Healthcare innovation: it’s not just for the experts
It’s often tempting to assume that innovation is a matter of developing some new technology then plugging it into an existing system, with the assumption of technical expertise factored in along the way.
But Adam O. Kadlec, M.D., a board-certified urologist at Western Michigan Urological Associates, argues that in healthcare, providers – in particular, community physicians – constitute a still-untapped resource for innovation.
In a blog post for NEJM Catalyst, Kadlec distinguishes between “clinical medicine” and “innovation medicine.” The former, he says, “emphasizes development of new devices or new drugs, whereas medical innovators seek to establish an entirely new paradigm for care.”
As Kadlec sees things, because community physicians work with patient populations with more “bread and butter” conditions than their colleagues at big-name academic medical centers, and because they likely chose their practice location in order to have a better work-life balance, community physicians likely have more time and motivation to commit to making healthcare processes more efficient.
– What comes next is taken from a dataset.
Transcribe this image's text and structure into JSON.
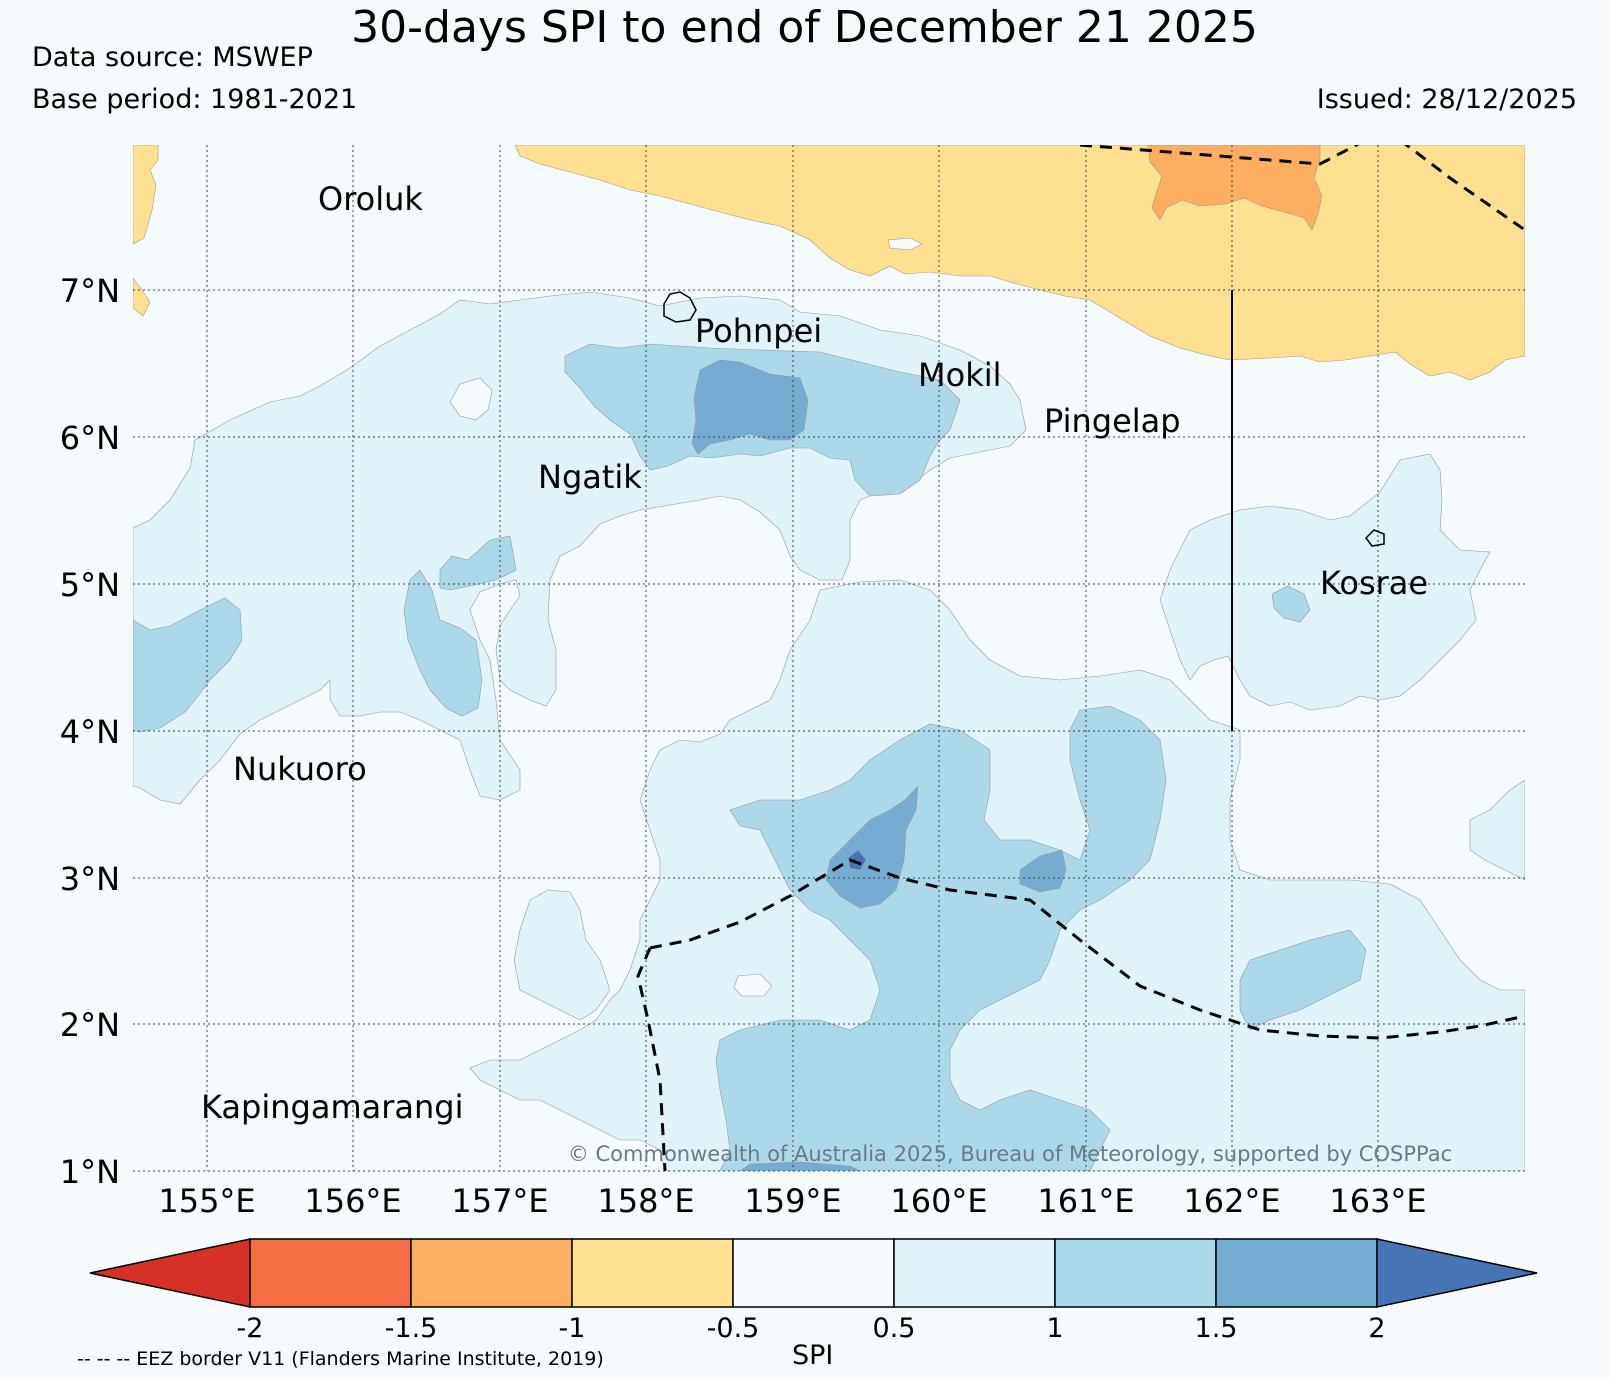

Among Kadlec's tips to help inspire community physicians to get more involved are:
• Develop an entrepreneurial mindset that can help to understand the true roots of innovation. Kadlec suggests physicians seek out books and online courses that examine the intersection between entrepreneurship and healthcare innovation.
• Don’t underestimate your capability. While partnering with a major center may help to achieve overarching goals, Kadlec says community doctors need to understand upfront that they can and should play a part in the process.
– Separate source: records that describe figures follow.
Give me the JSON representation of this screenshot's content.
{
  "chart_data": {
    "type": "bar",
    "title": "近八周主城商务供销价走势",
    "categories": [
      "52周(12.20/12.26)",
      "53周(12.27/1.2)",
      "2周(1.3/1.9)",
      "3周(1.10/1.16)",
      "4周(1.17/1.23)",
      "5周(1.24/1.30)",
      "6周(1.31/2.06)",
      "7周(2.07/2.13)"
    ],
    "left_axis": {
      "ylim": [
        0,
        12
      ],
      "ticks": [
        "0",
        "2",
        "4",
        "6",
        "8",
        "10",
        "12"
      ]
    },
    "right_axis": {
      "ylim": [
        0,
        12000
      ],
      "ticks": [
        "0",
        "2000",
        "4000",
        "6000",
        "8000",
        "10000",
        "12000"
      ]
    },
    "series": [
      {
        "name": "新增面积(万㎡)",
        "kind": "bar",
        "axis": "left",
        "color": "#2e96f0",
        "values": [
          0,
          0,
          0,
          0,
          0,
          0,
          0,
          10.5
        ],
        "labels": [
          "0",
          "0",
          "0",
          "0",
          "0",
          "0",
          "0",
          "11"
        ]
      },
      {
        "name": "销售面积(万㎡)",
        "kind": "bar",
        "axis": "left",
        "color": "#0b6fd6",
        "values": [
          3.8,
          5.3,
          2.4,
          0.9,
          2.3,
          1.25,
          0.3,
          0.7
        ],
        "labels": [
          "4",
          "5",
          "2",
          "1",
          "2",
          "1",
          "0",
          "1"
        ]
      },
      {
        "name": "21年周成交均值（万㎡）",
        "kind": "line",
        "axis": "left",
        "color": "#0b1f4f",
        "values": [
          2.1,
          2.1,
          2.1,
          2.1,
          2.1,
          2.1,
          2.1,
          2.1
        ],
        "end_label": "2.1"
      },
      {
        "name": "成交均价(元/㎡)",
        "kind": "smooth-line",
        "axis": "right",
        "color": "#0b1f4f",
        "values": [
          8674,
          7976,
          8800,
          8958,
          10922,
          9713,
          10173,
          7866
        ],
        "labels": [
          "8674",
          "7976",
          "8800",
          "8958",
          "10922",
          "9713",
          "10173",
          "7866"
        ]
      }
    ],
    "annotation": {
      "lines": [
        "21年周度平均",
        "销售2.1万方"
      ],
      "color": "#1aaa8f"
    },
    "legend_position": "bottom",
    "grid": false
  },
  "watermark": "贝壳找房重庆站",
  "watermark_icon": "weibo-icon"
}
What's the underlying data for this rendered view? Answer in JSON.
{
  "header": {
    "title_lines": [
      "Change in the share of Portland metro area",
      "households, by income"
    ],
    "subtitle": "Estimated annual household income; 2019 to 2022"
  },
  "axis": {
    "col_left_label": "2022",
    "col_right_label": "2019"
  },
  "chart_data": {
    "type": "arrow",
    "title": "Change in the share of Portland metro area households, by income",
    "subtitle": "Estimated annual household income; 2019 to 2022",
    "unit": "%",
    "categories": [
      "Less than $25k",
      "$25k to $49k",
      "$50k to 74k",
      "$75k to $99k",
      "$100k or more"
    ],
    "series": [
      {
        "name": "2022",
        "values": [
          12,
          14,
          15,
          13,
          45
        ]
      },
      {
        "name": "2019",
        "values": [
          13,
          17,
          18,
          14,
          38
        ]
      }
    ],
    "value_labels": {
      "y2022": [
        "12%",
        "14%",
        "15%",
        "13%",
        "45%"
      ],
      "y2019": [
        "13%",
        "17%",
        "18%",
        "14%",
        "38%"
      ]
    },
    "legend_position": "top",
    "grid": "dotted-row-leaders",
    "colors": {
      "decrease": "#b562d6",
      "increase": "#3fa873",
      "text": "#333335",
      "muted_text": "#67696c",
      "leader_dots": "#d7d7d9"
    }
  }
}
• Finally, network with like-minded providers, as there are a number of organizations of all sizes that have begun to launch innovation hubs, both in their physical locations and online.
“The ingredients for success in innovation medicine are already present,” Kadlec argues. “Self-employment among physicians has decreased, leaving many hungry for a chance to expand their professional opportunities, to recapture the creative, business-minded activities once afforded by traditional private practice.”